# Rust stains on hardy plank?



## city slicker (Feb 9, 2010)

Looked at a house yesterday that has rust stains on hardy plank siding. They watered the lawn and house from their well last year during the drought and now wants to repaint. Never really delt with rust stains. Do I need to primer over them? I would have thought someone would notice the sprinkler hiting the house and moved it.


----------



## gabe (Apr 20, 2012)

Try cleaning with "the works " or "iron out" if lucky just repaint, other wise prime with cover stain.


----------



## Dave Mac (May 4, 2007)

remove the rust with the proper chemical, it will come off very easy


----------



## 1camper (Feb 17, 2013)

The proper chemical being muratic acid.. 1 part acid to 2 parts water should do it. You can always add a little more acid. When it turns the rust green its working. Let it dwell for a couple minutes and rinse thoroughly.


----------



## city slicker (Feb 9, 2010)

*?*

What about with "CLR" cleaner?


----------



## Dkon7 (Jan 23, 2013)

1camper said:


> The proper chemical being muratic acid.. 1 part acid to 2 parts water should do it. You can always add a little more acid. When it turns the rust green its working. Let it dwell for a couple minutes and rinse thoroughly.


:thumbsup:

The rust in the well water is iron.
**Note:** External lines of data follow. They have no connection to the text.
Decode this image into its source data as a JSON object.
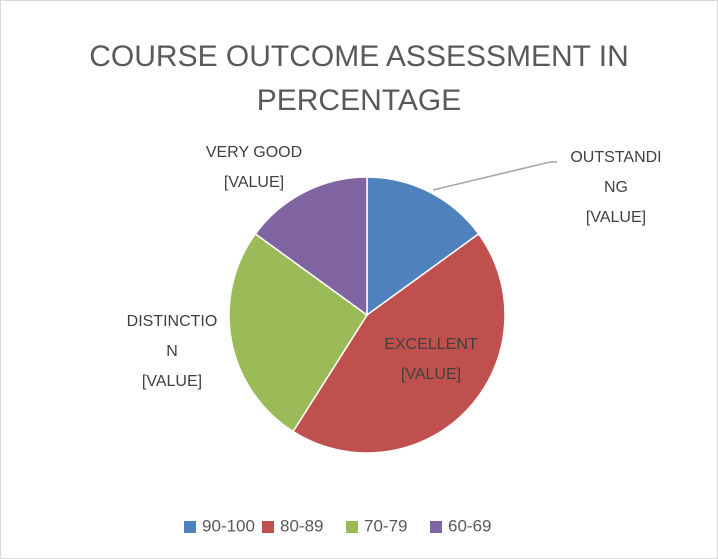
{
  "chart_data": {
    "type": "pie",
    "title_lines": [
      "COURSE OUTCOME ASSESSMENT IN",
      "PERCENTAGE"
    ],
    "categories": [
      "90-100",
      "80-89",
      "70-79",
      "60-69"
    ],
    "values": [
      15,
      44,
      26,
      15
    ],
    "colors": [
      "#4f81bd",
      "#c0504d",
      "#9bbb59",
      "#8064a2"
    ],
    "data_labels": [
      [
        "OUTSTANDI",
        "NG",
        "[VALUE]"
      ],
      [
        "EXCELLENT",
        "[VALUE]"
      ],
      [
        "DISTINCTIO",
        "N",
        "[VALUE]"
      ],
      [
        "VERY GOOD",
        "[VALUE]"
      ]
    ],
    "legend": "bottom"
  }
}
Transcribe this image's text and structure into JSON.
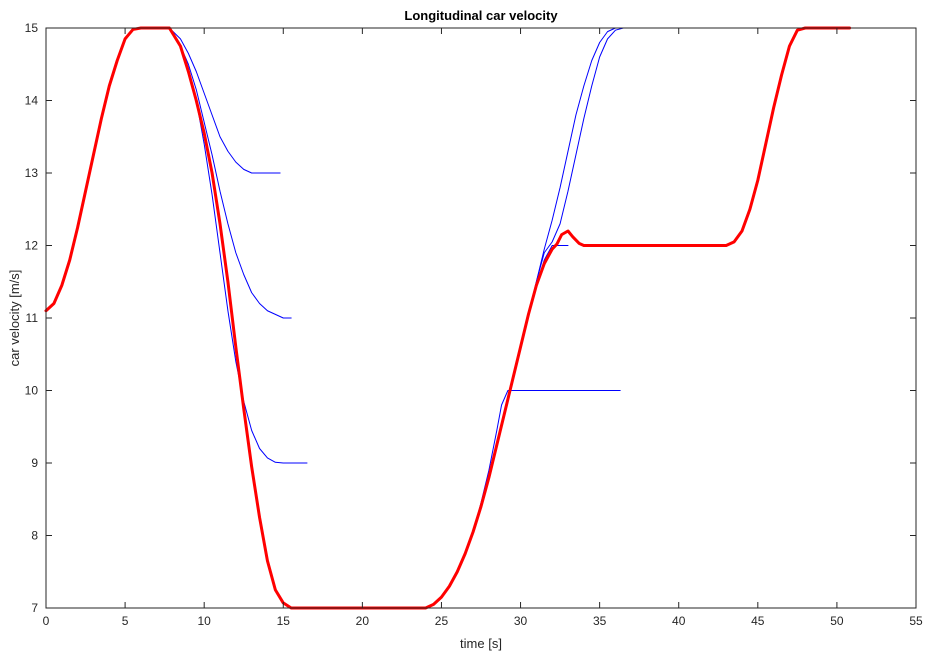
{
  "chart_data": {
    "type": "line",
    "title": "Longitudinal car velocity",
    "xlabel": "time [s]",
    "ylabel": "car velocity [m/s]",
    "xlim": [
      0,
      55
    ],
    "ylim": [
      7,
      15
    ],
    "xticks": [
      0,
      5,
      10,
      15,
      20,
      25,
      30,
      35,
      40,
      45,
      50,
      55
    ],
    "yticks": [
      7,
      8,
      9,
      10,
      11,
      12,
      13,
      14,
      15
    ],
    "grid": false,
    "box": true,
    "colors": {
      "main": "#ff0000",
      "alt": "#0000ff",
      "axis": "#262626"
    },
    "series": [
      {
        "role": "main",
        "width": 3,
        "color": "#ff0000",
        "x": [
          0,
          0.5,
          1,
          1.5,
          2,
          2.5,
          3,
          3.5,
          4,
          4.5,
          5,
          5.5,
          6,
          7,
          7.8,
          8.5,
          9,
          9.5,
          10,
          10.5,
          11,
          11.5,
          12,
          12.5,
          13,
          13.5,
          14,
          14.5,
          15,
          15.5,
          16,
          17,
          20,
          23,
          24,
          24.5,
          25,
          25.5,
          26,
          26.5,
          27,
          27.5,
          28,
          28.5,
          29,
          29.5,
          30,
          30.5,
          31,
          31.5,
          32,
          32.3,
          32.6,
          33,
          33.3,
          33.7,
          34,
          35,
          40,
          43,
          43.5,
          44,
          44.5,
          45,
          45.5,
          46,
          46.5,
          47,
          47.5,
          48,
          49,
          50,
          50.8
        ],
        "y": [
          11.1,
          11.2,
          11.45,
          11.8,
          12.25,
          12.75,
          13.25,
          13.75,
          14.2,
          14.55,
          14.85,
          14.98,
          15,
          15,
          15,
          14.75,
          14.4,
          14.0,
          13.55,
          13.0,
          12.3,
          11.5,
          10.6,
          9.75,
          8.95,
          8.25,
          7.65,
          7.25,
          7.07,
          7.0,
          7.0,
          7.0,
          7.0,
          7.0,
          7.0,
          7.05,
          7.15,
          7.3,
          7.5,
          7.75,
          8.05,
          8.4,
          8.8,
          9.25,
          9.7,
          10.15,
          10.6,
          11.05,
          11.45,
          11.75,
          11.95,
          12.02,
          12.15,
          12.2,
          12.12,
          12.03,
          12.0,
          12.0,
          12.0,
          12.0,
          12.05,
          12.2,
          12.5,
          12.9,
          13.4,
          13.9,
          14.35,
          14.75,
          14.97,
          15,
          15,
          15,
          15
        ]
      },
      {
        "role": "alt",
        "width": 1,
        "color": "#0000ff",
        "x": [
          7.8,
          8.5,
          9,
          9.5,
          10,
          10.5,
          11,
          11.5,
          12,
          12.5,
          13,
          13.5,
          14,
          14.8
        ],
        "y": [
          15,
          14.85,
          14.65,
          14.4,
          14.1,
          13.8,
          13.5,
          13.3,
          13.15,
          13.05,
          13.0,
          13.0,
          13.0,
          13.0
        ]
      },
      {
        "role": "alt",
        "width": 1,
        "color": "#0000ff",
        "x": [
          7.8,
          8.5,
          9,
          9.5,
          10,
          10.5,
          11,
          11.5,
          12,
          12.5,
          13,
          13.5,
          14,
          14.5,
          15,
          15.5
        ],
        "y": [
          15,
          14.75,
          14.5,
          14.15,
          13.7,
          13.25,
          12.75,
          12.3,
          11.9,
          11.6,
          11.35,
          11.2,
          11.1,
          11.05,
          11.0,
          11.0
        ]
      },
      {
        "role": "alt",
        "width": 1,
        "color": "#0000ff",
        "x": [
          7.8,
          8.5,
          9,
          9.5,
          10,
          10.5,
          11,
          11.5,
          12,
          12.5,
          13,
          13.5,
          14,
          14.5,
          15,
          16.5
        ],
        "y": [
          15,
          14.75,
          14.45,
          14.0,
          13.4,
          12.7,
          11.9,
          11.1,
          10.4,
          9.85,
          9.45,
          9.2,
          9.07,
          9.01,
          9.0,
          9.0
        ]
      },
      {
        "role": "alt",
        "width": 1,
        "color": "#0000ff",
        "x": [
          25.5,
          26,
          26.5,
          27,
          27.5,
          28,
          28.5,
          28.8,
          29.2,
          30,
          33,
          36.3
        ],
        "y": [
          7.3,
          7.5,
          7.75,
          8.05,
          8.45,
          8.9,
          9.45,
          9.8,
          10.0,
          10.0,
          10.0,
          10.0
        ]
      },
      {
        "role": "alt",
        "width": 1,
        "color": "#0000ff",
        "x": [
          25.5,
          26,
          26.5,
          27,
          27.5,
          28,
          28.5,
          29,
          29.5,
          30,
          30.5,
          31,
          31.5,
          32,
          32.5,
          33
        ],
        "y": [
          7.3,
          7.5,
          7.75,
          8.05,
          8.4,
          8.8,
          9.25,
          9.7,
          10.15,
          10.6,
          11.05,
          11.45,
          11.8,
          12.0,
          12.0,
          12.0
        ]
      },
      {
        "role": "alt",
        "width": 1,
        "color": "#0000ff",
        "x": [
          25.5,
          26,
          26.5,
          27,
          27.5,
          28,
          28.5,
          29,
          29.5,
          30,
          30.5,
          31,
          31.5,
          32,
          32.5,
          33,
          33.5,
          34,
          34.5,
          35,
          35.5,
          36
        ],
        "y": [
          7.3,
          7.5,
          7.75,
          8.05,
          8.4,
          8.8,
          9.25,
          9.7,
          10.15,
          10.6,
          11.05,
          11.5,
          11.95,
          12.35,
          12.8,
          13.3,
          13.8,
          14.2,
          14.55,
          14.8,
          14.95,
          15.0
        ]
      },
      {
        "role": "alt",
        "width": 1,
        "color": "#0000ff",
        "x": [
          25.5,
          26,
          26.5,
          27,
          27.5,
          28,
          28.5,
          29,
          29.5,
          30,
          30.5,
          31,
          31.5,
          32,
          32.5,
          33,
          33.5,
          34,
          34.5,
          35,
          35.5,
          36,
          36.5,
          39
        ],
        "y": [
          7.3,
          7.5,
          7.75,
          8.05,
          8.4,
          8.8,
          9.25,
          9.7,
          10.15,
          10.6,
          11.05,
          11.5,
          11.9,
          12.05,
          12.3,
          12.75,
          13.25,
          13.75,
          14.2,
          14.6,
          14.85,
          14.97,
          15.0,
          15.0
        ]
      }
    ]
  }
}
I have it in my well too. My well guy told me to add bleach to the well and leave it alone for 24 hours. Then purge it by running water till the bleach smell is gone. For whatever reason, the bleach attaches to the iron and separates it from the water. It works so we do it occasionally.


----------



## 1camper (Feb 17, 2013)

CLR is a good cleaner that will also remove the white deposits from calcium and lime. Just slower to work and usually those deposits aren't causing the complaint. Rust on light colored siding, muratic acid most of the time.

Another good rust stain remover is the oxalic acid wood brightener. I use it near glass or other acid sensitive surfaces like sand coated brick.


----------